Il fonde puis dirige jusqu’à l’été 2011 le centre européen d’études et de recherches en droit de la famille et des personnes (CERFAP). Il prend sa retraite le 31 août 2011 et devient professeur émérite.
Jean HAUSER un juriste complet et libertaire
Contre le principe des écoles et des disciples, il aimait à dire que l’on commençait à enseigner une matière seulement le jour où l’on cessait de répéter ce que les autres nous avaient appris. Une façon de tuer le père sans doute. Et cette exigence devait être à double sens, rappelant que le père devait savoir laisser libre ses enfants, sans pour autant les renier. « Une fois qu’on les a mis au monde, il faut les laisser se développer seuls ».
Pourtant son approche universaliste de la science a marqué des générations d’étudiants. A défaut de créer des disciples, il aura au moins fait des émules, notamment en soutenant vivement la« journée des masters » au cours de laquelle tous les étudiants des masters de l’Université de Bordeaux échangeaient et se rencontraient dans le cadre de productions communes.
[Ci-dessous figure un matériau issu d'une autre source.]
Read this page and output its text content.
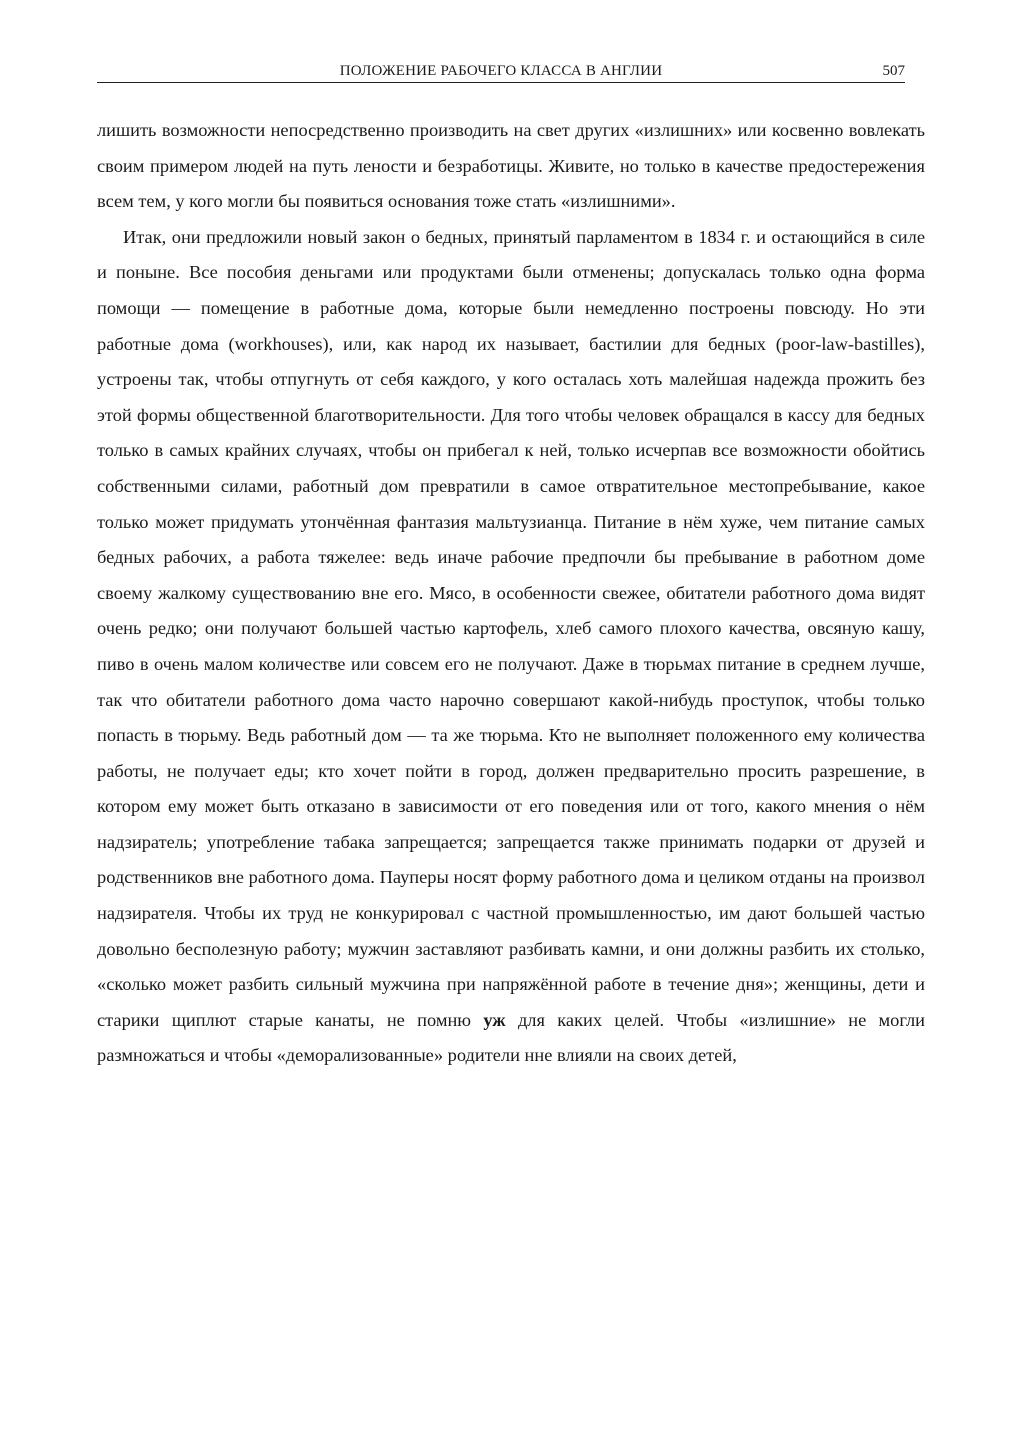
ПОЛОЖЕНИЕ РАБОЧЕГО КЛАССА В АНГЛИИ	507

лишить возможности непосредственно производить на свет других «излишних» или косвенно вовлекать своим примером людей на путь лености и безработицы. Живите, но только в качестве предостережения всем тем, у кого могли бы появиться основания тоже стать «излишними».

Итак, они предложили новый закон о бедных, принятый парламентом в 1834 г. и остающийся в силе и поныне. Все пособия деньгами или продуктами были отменены; допускалась только одна форма помощи — помещение в работные дома, которые были немедленно построены повсюду. Но эти работные дома (workhouses), или, как народ их называет, бастилии для бедных (poor-law-bastilles), устроены так, чтобы отпугнуть от себя каждого, у кого осталась хоть малейшая надежда прожить без этой формы общественной благотворительности. Для того чтобы человек обращался в кассу для бедных только в самых крайних случаях, чтобы он прибегал к ней, только исчерпав все возможности обойтись собственными силами, работный дом превратили в самое отвратительное местопребывание, какое только может придумать утончённая фантазия мальтузианца. Питание в нём хуже, чем питание самых бедных рабочих, а работа тяжелее: ведь иначе рабочие предпочли бы пребывание в работном доме своему жалкому существованию вне его. Мясо, в особенности свежее, обитатели работного дома видят очень редко; они получают большей частью картофель, хлеб самого плохого качества, овсяную кашу, пиво в очень малом количестве или совсем его не получают. Даже в тюрьмах питание в среднем лучше, так что обитатели работного дома часто нарочно совершают какой-нибудь проступок, чтобы только попасть в тюрьму. Ведь работный дом — та же тюрьма. Кто не выполняет положенного ему количества работы, не получает еды; кто хочет пойти в город, должен предварительно просить разрешение, в котором ему может быть отказано в зависимости от его поведения или от того, какого мнения о нём надзиратель; употребление табака запрещается; запрещается также принимать подарки от друзей и родственников вне работного дома. Пауперы носят форму работного дома и целиком отданы на произвол надзирателя. Чтобы их труд не конкурировал с частной промышленностью, им дают большей частью довольно бесполезную работу; мужчин заставляют разбивать камни, и они должны разбить их столько, «сколько может разбить сильный мужчина при напряжённой работе в течение дня»; женщины, дети и старики щиплют старые канаты, не помню уж для каких целей. Чтобы «излишние» не могли размножаться и чтобы «деморализованные» родители нне влияли на своих детей,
Il était pour lui inconcevable d’étudier une matière sans connaître les autres. Peut-être un vieil héritage chapardé à la Sorbonne ?
« il ne faut pas hésiter à se lancer et à sortir de sa discipline. On est tout à fait capable. On a même quelque fois plus de capacité à rentrer dans une discipline dont on ne mesure pas les tenants et les aboutissants, parce que maintenant on est écrasé par les détails ».
A cause des détails, on ne voit plus ce qui est essentiel
Il était aussi connu pour ses vives critiques de l’amateurisme du législateur, décrivant des scènes surréalistes au cours desquelles les parlementaires discutaient de la place d’une virgule, avec l’angoisse qu’un magistrat, trompé par un avocat retord, parvienne à obtenir le contraire de « l’esprit du texte ». Des discussions stériles, qui faisaient perdre selon lui le sens des priorités, souvent la conséquence de ce qu’il appelait le « droit FRANCE-INFO ». C’est-à-dire de lois prises dans l’urgence, « sans réfléchir avant, aux conséquences sur la vie des gens après« . Attaché à ses principes libertaires, il estimait que le législateur devrait savoir laisser son texte vivre une vie autonome après l’avoir écrit, et non pas chercher à maintenir sur lui une emprise.
Il regardait cette action dérisoire avec d’autant plus de perplexité que ce même législateur était prêt à tout pour rédiger des textes incohérents et inapplicables dans l’urgence. Et de citer avec l’humour qui était le sien l’exemple de la loi sur le nom, qui avait aboutit à une sorte d’IVG législative, puisque ce texte avait dû être abrogé avant d’entrer en vigueur, tant sa rédaction était médiocre.
Au mois de janvier dernier, il amusait encore la galerie en interrogeant un parterre d’étudiants, d’enseignants, de magistrats, de notaires et d’avocats, bâtonnier en tête, sur la nature juridique du tout nouveau divorce par consentement mutuel. Comment a-t-on pu imaginer qu’une simple convention puisse dissoudre un lien personnel ?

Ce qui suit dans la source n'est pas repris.